As Osgood and the captain climbed up the stairs again, the prisoner began singing a children's rhyme.
In works of labor or of skill,
I would be busy too:
For Satan finds some mischief still
For idle hands to do.
Then there was a sound, like a rat squealing.
THE DAYS AFTER THE attack saw Osgood feted at the captain's table at supper and given a hero's greeting every time he met his fellow passengers. Coming onto the deck for a morning walk now attracted a procession of the single women. Rebecca would sit on her deck chair and watch this grudgingly from under her hat.
Her roommate, Christie, sat down next to her. “What a picture of romance Mr. Osgood is!” She smiled at Rebecca, leaning in. “He is more admired now than ever!”
Rebecca did her best to appear occupied by the book in her lap. “I find nothing to smile about. He might have been hurt,” she said.
“Well, then just what is your idea of romance? Perhaps you haven't one, miss.”
Rebecca kept her eyes on her book and tried to ignore her. But, contrary to her own determination, she spoke. “Till the judgment that yourself arise, you live in this, and dwell in lovers’ eyes.”
Christie listened to the verse from the Shakespeare sonnet, then said, “Beg pardon?”
“Romance is not an idea, Christie, but a moment. An unspoken glance when someone looks into your eyes and knows exactly who you are, what you need.”
The other girl sat up with a mischievous energy. “Well, ain't that nice! Let us get a gentleman's opinion on the same question.”
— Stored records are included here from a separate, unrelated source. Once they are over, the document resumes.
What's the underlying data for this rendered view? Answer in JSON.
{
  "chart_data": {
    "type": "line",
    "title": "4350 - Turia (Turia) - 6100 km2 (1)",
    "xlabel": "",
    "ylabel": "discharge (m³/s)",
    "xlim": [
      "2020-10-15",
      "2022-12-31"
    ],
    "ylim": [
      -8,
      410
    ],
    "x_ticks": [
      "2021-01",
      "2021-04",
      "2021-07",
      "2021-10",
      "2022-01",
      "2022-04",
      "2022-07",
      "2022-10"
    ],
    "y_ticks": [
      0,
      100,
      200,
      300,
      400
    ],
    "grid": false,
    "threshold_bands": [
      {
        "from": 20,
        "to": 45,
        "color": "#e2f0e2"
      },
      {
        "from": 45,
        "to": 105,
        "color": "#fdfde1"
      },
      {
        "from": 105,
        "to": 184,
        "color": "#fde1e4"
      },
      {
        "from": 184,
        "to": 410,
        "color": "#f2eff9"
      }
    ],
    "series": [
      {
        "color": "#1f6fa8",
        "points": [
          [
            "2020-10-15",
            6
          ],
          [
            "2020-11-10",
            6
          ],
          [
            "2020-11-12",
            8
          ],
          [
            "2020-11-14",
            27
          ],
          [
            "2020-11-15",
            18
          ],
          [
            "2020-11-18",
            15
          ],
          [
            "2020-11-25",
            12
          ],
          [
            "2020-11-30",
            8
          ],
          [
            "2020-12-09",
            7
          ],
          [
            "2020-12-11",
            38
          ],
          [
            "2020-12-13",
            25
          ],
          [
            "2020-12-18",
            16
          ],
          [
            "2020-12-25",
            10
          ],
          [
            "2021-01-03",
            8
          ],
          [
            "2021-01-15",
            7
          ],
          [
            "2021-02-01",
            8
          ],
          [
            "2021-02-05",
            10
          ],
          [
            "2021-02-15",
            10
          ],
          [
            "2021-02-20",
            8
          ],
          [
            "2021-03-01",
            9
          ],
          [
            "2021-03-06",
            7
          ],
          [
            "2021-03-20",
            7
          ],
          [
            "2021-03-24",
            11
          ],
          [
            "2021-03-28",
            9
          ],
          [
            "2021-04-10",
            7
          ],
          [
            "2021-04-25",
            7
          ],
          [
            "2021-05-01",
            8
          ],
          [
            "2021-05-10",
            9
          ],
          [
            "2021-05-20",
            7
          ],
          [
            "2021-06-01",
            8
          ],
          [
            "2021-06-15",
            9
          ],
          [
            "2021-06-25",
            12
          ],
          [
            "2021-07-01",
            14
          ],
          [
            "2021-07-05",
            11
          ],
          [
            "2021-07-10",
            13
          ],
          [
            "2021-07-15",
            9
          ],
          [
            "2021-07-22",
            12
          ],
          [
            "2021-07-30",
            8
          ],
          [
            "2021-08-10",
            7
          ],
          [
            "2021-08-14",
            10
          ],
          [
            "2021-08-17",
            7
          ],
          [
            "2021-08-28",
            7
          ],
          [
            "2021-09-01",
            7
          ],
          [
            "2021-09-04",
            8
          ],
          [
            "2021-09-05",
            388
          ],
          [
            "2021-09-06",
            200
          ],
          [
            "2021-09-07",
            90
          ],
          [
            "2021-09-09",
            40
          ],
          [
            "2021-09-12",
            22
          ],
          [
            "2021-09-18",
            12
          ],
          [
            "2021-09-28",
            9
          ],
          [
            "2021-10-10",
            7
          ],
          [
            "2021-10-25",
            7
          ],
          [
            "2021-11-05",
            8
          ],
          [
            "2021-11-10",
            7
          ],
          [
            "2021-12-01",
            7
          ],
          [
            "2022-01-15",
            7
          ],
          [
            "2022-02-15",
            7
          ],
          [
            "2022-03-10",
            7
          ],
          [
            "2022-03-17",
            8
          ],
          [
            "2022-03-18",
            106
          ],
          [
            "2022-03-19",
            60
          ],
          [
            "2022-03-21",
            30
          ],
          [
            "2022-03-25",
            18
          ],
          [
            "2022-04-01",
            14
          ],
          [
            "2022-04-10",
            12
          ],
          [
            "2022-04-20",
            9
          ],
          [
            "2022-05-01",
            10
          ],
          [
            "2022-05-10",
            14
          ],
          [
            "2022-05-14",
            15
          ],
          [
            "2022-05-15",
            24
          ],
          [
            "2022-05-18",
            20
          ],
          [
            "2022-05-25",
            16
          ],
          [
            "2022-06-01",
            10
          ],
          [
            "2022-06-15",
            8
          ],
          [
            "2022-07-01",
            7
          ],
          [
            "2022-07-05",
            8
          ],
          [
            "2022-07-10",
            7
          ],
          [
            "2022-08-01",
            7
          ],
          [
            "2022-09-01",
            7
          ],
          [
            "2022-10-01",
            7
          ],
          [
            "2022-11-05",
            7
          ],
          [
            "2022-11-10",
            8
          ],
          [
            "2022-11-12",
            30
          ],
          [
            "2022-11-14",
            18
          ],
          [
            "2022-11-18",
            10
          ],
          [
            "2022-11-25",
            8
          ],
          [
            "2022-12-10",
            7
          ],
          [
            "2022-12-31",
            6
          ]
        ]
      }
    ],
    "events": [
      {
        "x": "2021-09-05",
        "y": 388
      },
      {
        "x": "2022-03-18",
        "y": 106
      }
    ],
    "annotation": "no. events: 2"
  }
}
“What?” said Rebecca, taken aback.
She turned her head and saw to her horror that Osgood was standing behind the chairs. She wondered with a slight shiver how long he had been there.
“Now, Mr. Osgood,” said the loquacious Christie, “how does a real Boston gentleman like yourself define real romance?”
“Well,” Osgood said, blushing, “self-sacrifice for one's beloved, I suppose I'd say.”
“How very endearing!” replied Christie. “You mean such sentiment on behalf of the man, I guess, Mr. Osgood? Oh, it is much more charming. Don't you think, Miss Rebecca? Oh, how dreadfully you look, dear girl.”
Rebecca stood up and straightened her dress. “The ship is shaky this morning,” she said.
“I'll walk you to your cabin, Miss Sand.” Osgood offered his arm with concern.
“Thank you, but I'll find my way, Mr. Osgood. I wanted to visit the ship library.”
Rebecca left Osgood standing, while Christie continued to gaze at him, tossing her hair. “Miss didn't need to have such a conniption fit, did she, Mr. Osgood?” Osgood gave her an awkward nod before hurrying away.